Mendes refutou que restrições a celebrações religiosas, “neste momento de nova escalada da pandemia”, violariam direitos fundamentais. “Quer me parecer que apenas uma postura negacionista autorizaria resposta em sentido afirmativo. Uma ideologia que nega a pandemia que ora assola o país e que nega um conjunto de precedentes lavrados por este tribunal durante a crise sanitária que se coloca”, frisou, destacando, no texto, a palavra “negacionista”.

“O decreto que aqui se impugna não foi emitido ‘no éter’, mas, sim, no país que, contendo 3% da população mundial, concentra 33% das mortes diárias por covid-19 no mundo, na data da presente decisão.
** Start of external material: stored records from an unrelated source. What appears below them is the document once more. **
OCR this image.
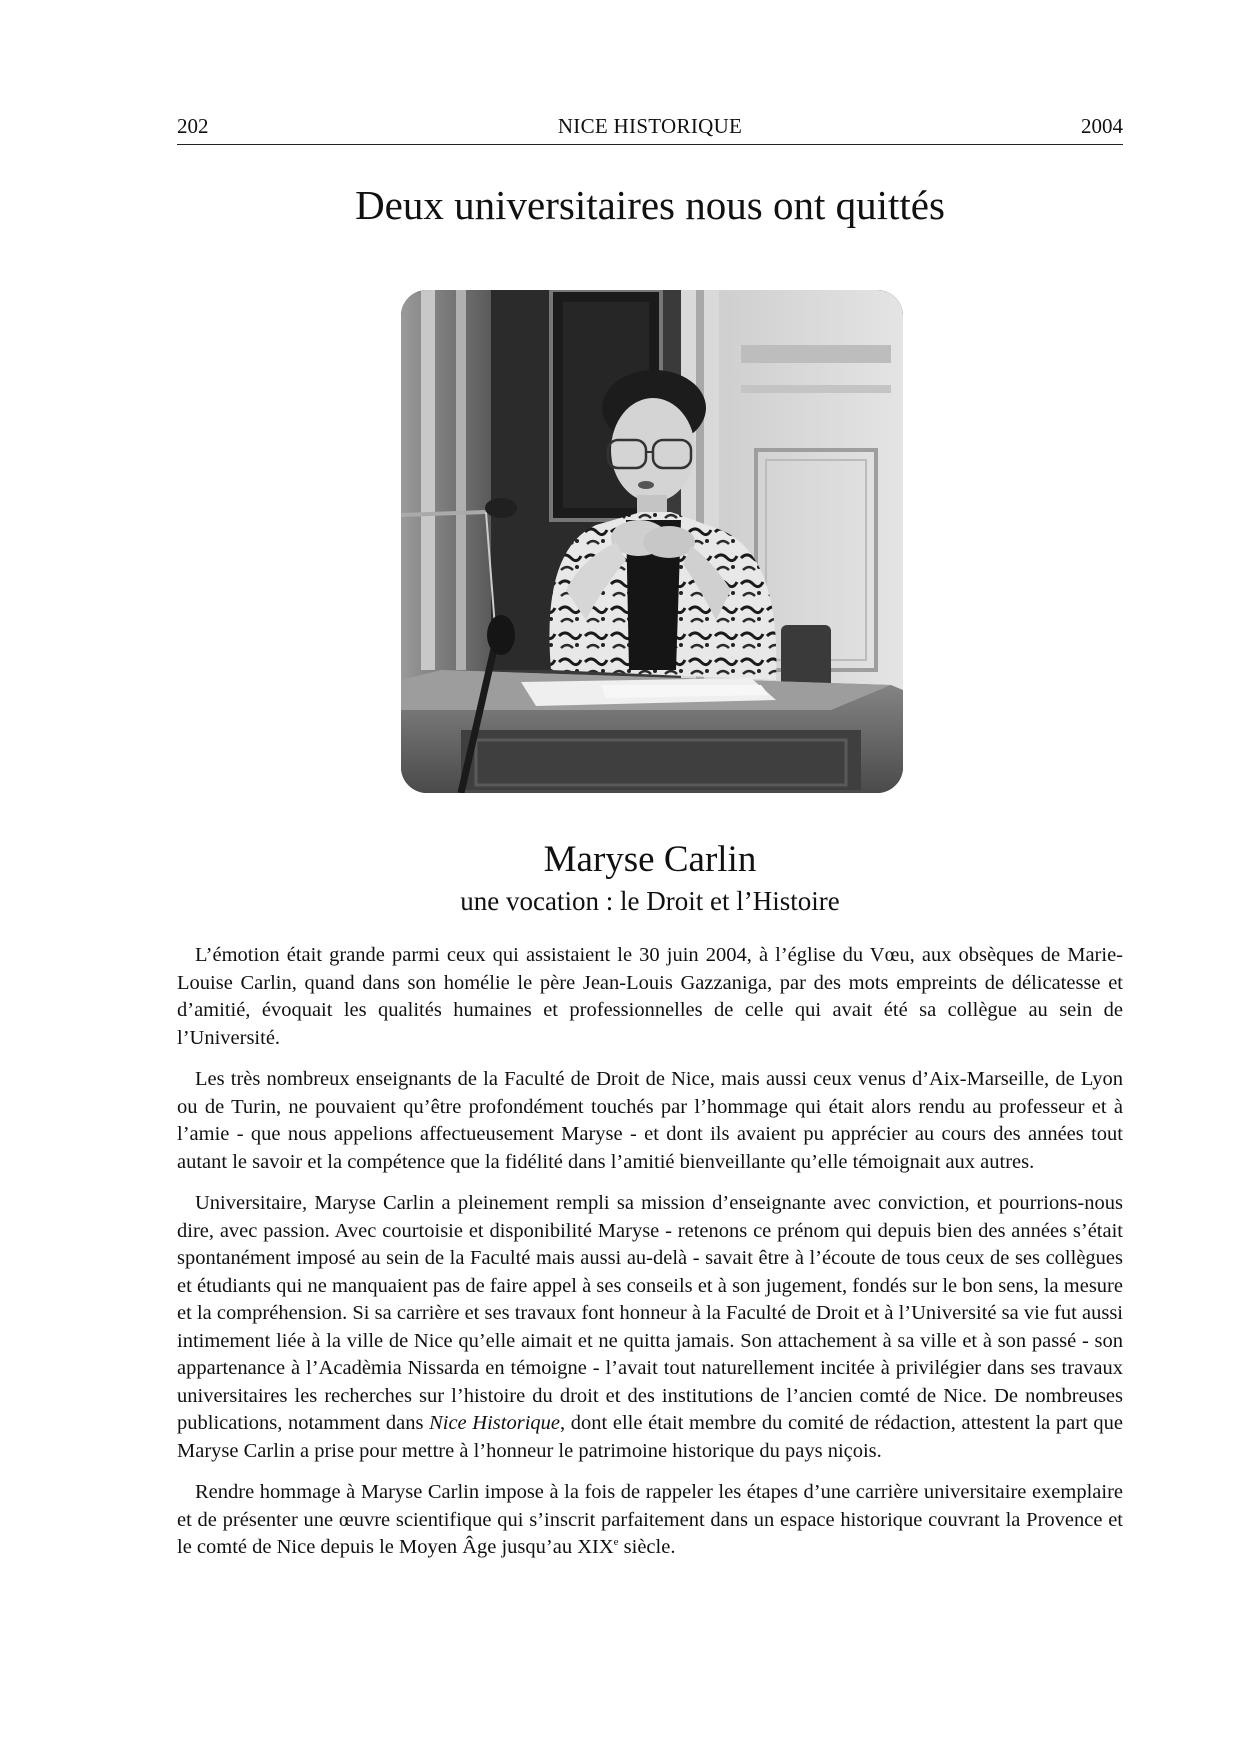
202	NICE HISTORIQUE	2004
Deux universitaires nous ont quittés
Maryse Carlin
une vocation : le Droit et l’Histoire

L’émotion était grande parmi ceux qui assistaient le 30 juin 2004, à l’église du Vœu, aux obsèques de Marie-Louise Carlin, quand dans son homélie le père Jean-Louis Gazzaniga, par des mots empreints de délicatesse et d’amitié, évoquait les qualités humaines et professionnelles de celle qui avait été sa collègue au sein de l’Université.

Les très nombreux enseignants de la Faculté de Droit de Nice, mais aussi ceux venus d’Aix-Marseille, de Lyon ou de Turin, ne pouvaient qu’être profondément touchés par l’hommage qui était alors rendu au professeur et à l’amie - que nous appelions affectueusement Maryse - et dont ils avaient pu apprécier au cours des années tout autant le savoir et la compétence que la fidélité dans l’amitié bienveillante qu’elle témoignait aux autres.

Universitaire, Maryse Carlin a pleinement rempli sa mission d’enseignante avec conviction, et pourrions-nous dire, avec passion. Avec courtoisie et disponibilité Maryse - retenons ce prénom qui depuis bien des années s’était spontanément imposé au sein de la Faculté mais aussi au-delà - savait être à l’écoute de tous ceux de ses collègues et étudiants qui ne manquaient pas de faire appel à ses conseils et à son jugement, fondés sur le bon sens, la mesure et la compréhension. Si sa carrière et ses travaux font honneur à la Faculté de Droit et à l’Université sa vie fut aussi intimement liée à la ville de Nice qu’elle aimait et ne quitta jamais. Son attachement à sa ville et à son passé - son appartenance à l’Acadèmia Nissarda en témoigne - l’avait tout naturellement incitée à privilégier dans ses travaux universitaires les recherches sur l’histoire du droit et des institutions de l’ancien comté de Nice. De nombreuses publications, notamment dans Nice Historique, dont elle était membre du comité de rédaction, attestent la part que Maryse Carlin a prise pour mettre à l’honneur le patrimoine historique du pays niçois.

Rendre hommage à Maryse Carlin impose à la fois de rappeler les étapes d’une carrière universitaire exemplaire et de présenter une œuvre scientifique qui s’inscrit parfaitement dans un espace historique couvrant la Provence et le comté de Nice depuis le Moyen Âge jusqu’au XIXe siècle.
O mesmo país cujo número de óbitos registrados em março de 2021 supera o quantitativo de 109 países somados.”

No ano passado, o STF entendeu que estados, municípios e a União têm “responsabilidade concorrente” para adotar medidas sanitárias, como o fechamento de estradas e comércio e restrições na circulação de pessoas. A decisão inclui providências em relação às igrejas.

O ministro também negou um pedido semelhante do Conselho Nacional de Pastores do Brasil e mandou um recado: para ele, as entidades da sociedade civil devem ajudar no enfrentamento à covid-19. “Nessa senda, muito ajudaria se, para além do poder estatal, os entes sociais somassem esforços no sentido do efetivo combate ao vírus, numa perspectiva que prestigiasse o interesse coletivo e não objetivos corporativos”, enfatizou. Crítica

Ao comentar o caso, o ministro Marco Aurélio Mello, decano da Corte, disse que ficou surpreso com a decisão de Nunes Marques. Ele destacou ser necessário reforçar as medidas de isolamento. “Em uma penada única, com uma pressa que eu não entendi, ele implementou essa medida acauteladora. Por que não liberar, então, outros setores? Nós temos de perceber a gravidade da pandemia. A melhor vacina, hoje, é o isolamento”, afirmou, em entrevista à CNN Brasil.

Embora não tenha se manifestado recentemente sobre a situação, desde o ano passado, a Confederação Nacional dos Bispos do Brasil (CNBB) tem orientado os fiéis a seguir as normas das autoridades sanitárias nos estados e municípios.

Já entre os evangélicos não existe uma liderança única, e a divergência é acentuada. Enquanto umas igrejas mantêm as portas fechadas, outras seguem em funcionamento.